HIV Test
A new research has found HIV self-testing technique to be an effective, accurate and safe method of controlling the epidemic. Athit Perawongmetha/Reuters

A latest study has found HIV self-testing, or HIVST, to be an effective method of controlling the HIV epidemic in the sub-Saharan Africa. According to the study published in the journal PLOS Medicine, HIVST may prove to be an accurate, safe and effective method of controlling the epidemic in the sub-Saharan urban setting.

HIVST technique involves training of the individuals to perform and interpret their own HIV tests. The latest research findings suggest that scaling up this technique could help complement the existing strategies for control of the HIV/AIDS epidemic, particularly in the sub-Saharan Africa.

As of now in sub-Saharan Africa, only one-quarter of the adults have taken the recent test and only 50 percent of the people infected by HIV actually know their status. The researchers, who conducted the community-based prospective study in sub-Saharan region, were aware of the fact that introducing home-based HIV testing and counseling, or HCT, can help improve the rates significantly. However, introducing the technique would have required a high number of trained professionals to deliver the knowledge to the people in the region.
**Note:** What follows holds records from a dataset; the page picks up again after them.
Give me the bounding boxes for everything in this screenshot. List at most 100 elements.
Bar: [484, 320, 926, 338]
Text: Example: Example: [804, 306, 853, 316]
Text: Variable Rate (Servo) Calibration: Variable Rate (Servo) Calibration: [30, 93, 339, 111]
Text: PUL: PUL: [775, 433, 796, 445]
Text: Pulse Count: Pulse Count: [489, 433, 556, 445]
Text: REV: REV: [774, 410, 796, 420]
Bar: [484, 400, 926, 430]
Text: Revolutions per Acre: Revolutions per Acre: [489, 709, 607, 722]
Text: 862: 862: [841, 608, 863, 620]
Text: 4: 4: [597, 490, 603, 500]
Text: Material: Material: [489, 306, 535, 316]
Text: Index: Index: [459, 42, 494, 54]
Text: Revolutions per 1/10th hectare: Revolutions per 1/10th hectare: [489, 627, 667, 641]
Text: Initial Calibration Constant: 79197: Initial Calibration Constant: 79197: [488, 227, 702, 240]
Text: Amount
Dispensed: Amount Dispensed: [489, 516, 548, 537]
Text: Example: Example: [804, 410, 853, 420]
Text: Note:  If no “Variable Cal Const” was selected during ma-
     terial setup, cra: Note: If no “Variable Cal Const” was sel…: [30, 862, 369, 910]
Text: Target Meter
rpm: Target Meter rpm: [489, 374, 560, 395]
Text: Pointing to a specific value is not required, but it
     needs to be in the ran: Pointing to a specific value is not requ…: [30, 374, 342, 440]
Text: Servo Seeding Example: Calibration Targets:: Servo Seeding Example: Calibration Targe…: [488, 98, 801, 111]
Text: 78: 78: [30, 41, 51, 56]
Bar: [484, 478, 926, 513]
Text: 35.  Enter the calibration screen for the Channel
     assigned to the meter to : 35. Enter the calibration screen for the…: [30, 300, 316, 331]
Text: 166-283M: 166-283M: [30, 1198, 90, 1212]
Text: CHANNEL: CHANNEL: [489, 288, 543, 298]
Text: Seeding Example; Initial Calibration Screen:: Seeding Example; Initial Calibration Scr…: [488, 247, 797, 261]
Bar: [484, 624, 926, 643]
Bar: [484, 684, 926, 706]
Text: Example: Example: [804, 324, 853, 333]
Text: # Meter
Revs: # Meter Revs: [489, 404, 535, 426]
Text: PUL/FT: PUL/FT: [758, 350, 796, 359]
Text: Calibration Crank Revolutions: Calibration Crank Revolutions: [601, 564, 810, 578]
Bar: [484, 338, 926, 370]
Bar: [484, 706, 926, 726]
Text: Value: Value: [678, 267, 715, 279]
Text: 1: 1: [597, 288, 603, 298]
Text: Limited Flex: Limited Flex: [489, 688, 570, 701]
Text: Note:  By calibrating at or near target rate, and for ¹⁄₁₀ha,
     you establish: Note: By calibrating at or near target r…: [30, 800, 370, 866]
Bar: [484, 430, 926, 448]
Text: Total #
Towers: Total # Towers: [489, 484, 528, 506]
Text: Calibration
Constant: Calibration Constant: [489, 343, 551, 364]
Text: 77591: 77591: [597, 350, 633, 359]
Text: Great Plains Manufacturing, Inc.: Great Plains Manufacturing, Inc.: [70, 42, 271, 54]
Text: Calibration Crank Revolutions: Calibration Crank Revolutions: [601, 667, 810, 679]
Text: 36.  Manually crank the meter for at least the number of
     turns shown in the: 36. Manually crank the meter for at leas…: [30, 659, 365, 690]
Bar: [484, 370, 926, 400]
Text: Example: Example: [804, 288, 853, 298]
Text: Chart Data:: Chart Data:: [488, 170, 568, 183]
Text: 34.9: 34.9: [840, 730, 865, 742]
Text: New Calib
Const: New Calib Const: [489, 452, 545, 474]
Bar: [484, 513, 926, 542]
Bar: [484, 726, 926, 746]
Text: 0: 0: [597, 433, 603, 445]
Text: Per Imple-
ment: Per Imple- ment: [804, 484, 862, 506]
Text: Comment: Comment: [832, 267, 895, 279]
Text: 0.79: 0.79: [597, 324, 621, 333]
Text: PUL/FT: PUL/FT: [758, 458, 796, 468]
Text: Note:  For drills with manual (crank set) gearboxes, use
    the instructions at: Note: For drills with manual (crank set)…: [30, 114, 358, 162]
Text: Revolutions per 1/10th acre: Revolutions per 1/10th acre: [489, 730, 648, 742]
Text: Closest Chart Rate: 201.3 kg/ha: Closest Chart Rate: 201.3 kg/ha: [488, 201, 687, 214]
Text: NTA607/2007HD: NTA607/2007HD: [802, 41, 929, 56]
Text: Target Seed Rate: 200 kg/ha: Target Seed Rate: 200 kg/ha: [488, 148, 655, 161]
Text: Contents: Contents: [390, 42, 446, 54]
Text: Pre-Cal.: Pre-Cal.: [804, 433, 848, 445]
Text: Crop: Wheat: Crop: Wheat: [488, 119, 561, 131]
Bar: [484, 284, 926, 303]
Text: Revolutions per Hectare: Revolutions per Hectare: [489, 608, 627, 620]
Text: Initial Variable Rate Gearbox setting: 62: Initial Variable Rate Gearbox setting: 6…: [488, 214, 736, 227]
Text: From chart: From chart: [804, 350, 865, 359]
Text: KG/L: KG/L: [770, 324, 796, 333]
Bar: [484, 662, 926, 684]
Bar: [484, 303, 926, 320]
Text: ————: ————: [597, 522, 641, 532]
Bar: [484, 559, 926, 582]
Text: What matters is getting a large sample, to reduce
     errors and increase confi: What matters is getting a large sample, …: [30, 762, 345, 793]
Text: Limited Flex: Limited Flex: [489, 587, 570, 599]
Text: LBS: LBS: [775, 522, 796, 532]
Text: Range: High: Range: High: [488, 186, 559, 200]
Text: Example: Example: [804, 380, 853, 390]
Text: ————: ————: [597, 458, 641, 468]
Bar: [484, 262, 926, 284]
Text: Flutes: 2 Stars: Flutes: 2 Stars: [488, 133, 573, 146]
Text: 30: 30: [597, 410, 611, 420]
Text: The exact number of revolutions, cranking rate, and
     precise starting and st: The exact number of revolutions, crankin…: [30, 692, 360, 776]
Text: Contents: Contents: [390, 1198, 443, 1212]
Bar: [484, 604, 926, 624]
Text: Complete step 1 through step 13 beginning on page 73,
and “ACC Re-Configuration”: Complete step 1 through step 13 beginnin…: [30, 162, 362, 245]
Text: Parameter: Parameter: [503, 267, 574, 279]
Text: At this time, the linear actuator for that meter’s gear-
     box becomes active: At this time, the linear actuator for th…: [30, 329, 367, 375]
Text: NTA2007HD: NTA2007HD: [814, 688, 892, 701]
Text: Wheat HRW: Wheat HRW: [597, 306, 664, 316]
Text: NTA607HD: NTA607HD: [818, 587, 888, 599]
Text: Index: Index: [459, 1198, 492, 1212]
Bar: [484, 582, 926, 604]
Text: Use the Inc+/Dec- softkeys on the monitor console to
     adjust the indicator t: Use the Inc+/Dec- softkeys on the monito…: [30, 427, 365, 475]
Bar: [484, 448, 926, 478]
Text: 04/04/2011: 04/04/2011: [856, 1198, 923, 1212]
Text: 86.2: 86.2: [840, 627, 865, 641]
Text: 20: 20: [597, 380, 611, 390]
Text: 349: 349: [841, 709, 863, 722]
Therefore, the researchers decided to see the impact of the HIVST during the two-year study. HIVST involved training individuals to test and interpret their own results. The researchers found that nearly 75 percent of the people involved in the study self-tested for HIV, and 50 percent of the participants, who found themselves to be HIV positive, accessed HIV care.

More than 94 percent of the participants said that they were highly satisfied with the HIVST testing. The study reported no incidences of HIVST-related partner violence or suicides.

"Continued high uptake in the second year suggests that scaling up HIVST could have a sustained impact on the coverage of HIV testing and care in Africa, especially for men and adolescents," the authors said in the study.